Nicholas Grafia
Dans une œuvre qui multiplie les disciplines, de la peinture à la performance et au spoken word, Nicholas Grafia (1990, City of Angeles, Philippines) explore les traditions et mythologies historiquement marginalisées par les puissances coloniales et impérialistes, et qui continuent d’être occultées dans les archives, les institutions et les discours occidentaux. Dans ses performances théâtrales et compositions picturales, ces récits s’entremêlent avec des icônes de la culture populaire et des références contemporaines pour dénoncer le racisme et l’aliénation que cet effacement contribue à faire subsister.

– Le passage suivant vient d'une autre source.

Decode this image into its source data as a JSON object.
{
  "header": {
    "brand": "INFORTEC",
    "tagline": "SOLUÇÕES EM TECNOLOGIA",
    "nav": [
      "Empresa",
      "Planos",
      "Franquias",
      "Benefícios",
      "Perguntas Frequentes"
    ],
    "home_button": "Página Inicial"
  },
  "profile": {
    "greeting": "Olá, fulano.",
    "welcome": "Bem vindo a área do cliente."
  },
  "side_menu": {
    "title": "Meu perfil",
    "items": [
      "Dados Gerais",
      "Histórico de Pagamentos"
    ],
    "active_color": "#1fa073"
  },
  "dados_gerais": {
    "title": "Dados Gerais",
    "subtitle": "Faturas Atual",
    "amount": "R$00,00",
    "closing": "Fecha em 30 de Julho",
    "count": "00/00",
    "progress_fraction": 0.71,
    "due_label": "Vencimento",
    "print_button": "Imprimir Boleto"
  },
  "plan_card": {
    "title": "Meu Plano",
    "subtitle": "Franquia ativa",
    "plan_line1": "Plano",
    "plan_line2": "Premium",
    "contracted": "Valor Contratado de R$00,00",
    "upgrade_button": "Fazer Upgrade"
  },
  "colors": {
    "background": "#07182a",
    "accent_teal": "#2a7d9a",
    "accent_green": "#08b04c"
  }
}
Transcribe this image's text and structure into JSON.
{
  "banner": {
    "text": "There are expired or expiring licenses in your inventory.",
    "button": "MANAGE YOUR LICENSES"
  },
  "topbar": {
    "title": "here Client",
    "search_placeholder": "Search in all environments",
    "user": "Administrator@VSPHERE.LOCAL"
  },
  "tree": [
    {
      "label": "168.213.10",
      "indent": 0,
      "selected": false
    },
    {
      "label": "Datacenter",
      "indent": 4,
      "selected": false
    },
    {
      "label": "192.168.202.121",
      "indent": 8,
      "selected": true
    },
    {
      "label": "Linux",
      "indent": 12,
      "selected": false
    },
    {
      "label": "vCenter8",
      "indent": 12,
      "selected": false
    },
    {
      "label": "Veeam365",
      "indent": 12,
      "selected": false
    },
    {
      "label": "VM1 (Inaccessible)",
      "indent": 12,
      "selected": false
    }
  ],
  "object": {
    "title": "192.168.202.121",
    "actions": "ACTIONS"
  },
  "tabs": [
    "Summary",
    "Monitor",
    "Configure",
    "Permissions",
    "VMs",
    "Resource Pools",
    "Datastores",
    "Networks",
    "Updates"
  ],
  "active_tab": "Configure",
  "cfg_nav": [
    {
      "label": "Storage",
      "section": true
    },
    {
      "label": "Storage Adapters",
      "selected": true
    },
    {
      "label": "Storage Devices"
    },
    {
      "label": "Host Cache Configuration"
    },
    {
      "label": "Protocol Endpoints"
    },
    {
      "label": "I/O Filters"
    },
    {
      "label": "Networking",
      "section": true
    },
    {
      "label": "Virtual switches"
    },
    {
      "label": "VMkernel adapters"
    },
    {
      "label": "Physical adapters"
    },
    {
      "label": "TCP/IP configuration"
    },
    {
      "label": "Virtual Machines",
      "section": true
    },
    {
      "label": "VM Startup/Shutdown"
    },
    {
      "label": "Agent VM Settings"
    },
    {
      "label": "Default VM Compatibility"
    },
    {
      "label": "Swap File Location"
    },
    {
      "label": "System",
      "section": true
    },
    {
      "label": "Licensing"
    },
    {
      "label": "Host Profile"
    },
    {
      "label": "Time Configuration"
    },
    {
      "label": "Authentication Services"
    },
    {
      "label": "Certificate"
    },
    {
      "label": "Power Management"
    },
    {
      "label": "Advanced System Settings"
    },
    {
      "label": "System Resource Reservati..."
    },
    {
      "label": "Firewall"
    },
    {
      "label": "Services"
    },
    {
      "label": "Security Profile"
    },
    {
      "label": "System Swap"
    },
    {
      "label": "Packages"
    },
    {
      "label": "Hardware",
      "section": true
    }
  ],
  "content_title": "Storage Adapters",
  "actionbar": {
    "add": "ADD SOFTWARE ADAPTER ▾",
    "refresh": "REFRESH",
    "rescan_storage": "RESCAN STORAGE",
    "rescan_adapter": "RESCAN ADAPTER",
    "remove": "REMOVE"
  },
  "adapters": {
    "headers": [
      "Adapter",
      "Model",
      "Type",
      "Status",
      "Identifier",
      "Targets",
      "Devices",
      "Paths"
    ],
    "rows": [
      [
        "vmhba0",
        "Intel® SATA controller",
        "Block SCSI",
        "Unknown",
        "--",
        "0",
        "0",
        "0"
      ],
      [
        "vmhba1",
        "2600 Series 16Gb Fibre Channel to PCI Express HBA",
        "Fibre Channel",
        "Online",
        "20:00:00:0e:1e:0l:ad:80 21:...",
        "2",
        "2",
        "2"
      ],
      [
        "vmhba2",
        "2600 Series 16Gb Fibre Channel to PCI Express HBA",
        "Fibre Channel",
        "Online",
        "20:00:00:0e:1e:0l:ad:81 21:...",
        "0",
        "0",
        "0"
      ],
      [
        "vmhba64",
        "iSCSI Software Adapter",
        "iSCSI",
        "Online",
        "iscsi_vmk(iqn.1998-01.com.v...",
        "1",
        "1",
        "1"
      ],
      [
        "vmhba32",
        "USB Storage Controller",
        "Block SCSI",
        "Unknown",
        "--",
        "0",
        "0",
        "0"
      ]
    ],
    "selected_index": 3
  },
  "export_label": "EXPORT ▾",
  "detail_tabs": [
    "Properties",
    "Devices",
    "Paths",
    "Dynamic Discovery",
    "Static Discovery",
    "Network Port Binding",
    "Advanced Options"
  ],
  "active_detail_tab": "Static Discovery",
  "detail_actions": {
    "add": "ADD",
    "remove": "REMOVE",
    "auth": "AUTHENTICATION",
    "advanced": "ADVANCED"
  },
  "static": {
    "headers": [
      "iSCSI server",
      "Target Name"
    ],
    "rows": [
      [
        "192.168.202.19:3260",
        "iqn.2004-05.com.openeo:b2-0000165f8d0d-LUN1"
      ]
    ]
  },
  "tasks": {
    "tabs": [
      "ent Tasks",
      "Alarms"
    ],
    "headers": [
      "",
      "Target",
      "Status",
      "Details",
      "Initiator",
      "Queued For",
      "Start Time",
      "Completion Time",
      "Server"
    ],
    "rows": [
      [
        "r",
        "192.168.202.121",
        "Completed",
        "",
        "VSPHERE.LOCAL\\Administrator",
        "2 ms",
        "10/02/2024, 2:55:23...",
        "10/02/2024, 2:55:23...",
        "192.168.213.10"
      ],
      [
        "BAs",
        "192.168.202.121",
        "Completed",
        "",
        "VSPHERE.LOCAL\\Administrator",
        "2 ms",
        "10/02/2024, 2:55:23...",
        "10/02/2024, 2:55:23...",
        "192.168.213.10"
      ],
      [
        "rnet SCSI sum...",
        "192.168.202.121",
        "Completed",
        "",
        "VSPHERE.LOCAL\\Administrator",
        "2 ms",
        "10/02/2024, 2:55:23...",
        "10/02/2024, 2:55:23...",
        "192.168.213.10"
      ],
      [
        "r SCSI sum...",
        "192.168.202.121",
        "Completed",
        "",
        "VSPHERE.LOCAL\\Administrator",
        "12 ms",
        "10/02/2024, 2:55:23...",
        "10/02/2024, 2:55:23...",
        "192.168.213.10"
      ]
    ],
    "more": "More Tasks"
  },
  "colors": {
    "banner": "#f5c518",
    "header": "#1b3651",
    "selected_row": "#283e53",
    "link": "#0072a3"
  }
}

Sick Building Syndrome (The Tea) (2022) fait partie d’un nouveau corpus d’œuvres qui s’attaquent aux représentations souvent déshumanisantes des Noir·e·s dans les productions culturelles américaines et montrent comment elles sont liées au racisme et aux privilèges blancs. Évoquant une narration cinématographique, l’image est encadrée horizontalement par deux bandes noires qui rappellent les bords d’un écran. Elle est par ailleurs structurée par le dessin d’une fenêtre à trois volets, derrière laquelle se déroule l’action principale. L’œuvre, qui dégage une atmosphère troublante, montre d’un côté une femme allongée dans son lit, et de l’autre un personnage noir de genre ambigu – inspiré d’une scène centrée sur le personnage joué par Daniel Kaluuya (1989) dans le film Get Out (2017) de Jordan Peele (1979) – qui semble hurler de terreur. Par cette association, Grafia réimagine la notion d’« horreur blanche », terme désignant la terreur éprouvée par les personnages blancs dans les films d’horreur américains – une angoisse qui, à en croire le chercheur américain Russell Meeuf (1981), reflète leur peur de voir leurs privilèges remis en cause. Influencé par Peele, Grafia subvertit le genre du film d’horreur pour mettre en évidence les effets psychologiques du racisme sur les Noir·e·s qui en sont victimes. L’apparition spectrale ou monstrueuse du personnage noir fait allusion à la manière dont, historiquement, les personnes de couleur ont été déshumanisées dans les représentations culturelles. L’œuvre s’inspire par ailleurs du livre fondateur de Frantz Fanon (1925-1961), Peau noire, masques blancs (1952), et de son analyse des conséquences de la représentation de la blanchité sur le psychisme des Noirs.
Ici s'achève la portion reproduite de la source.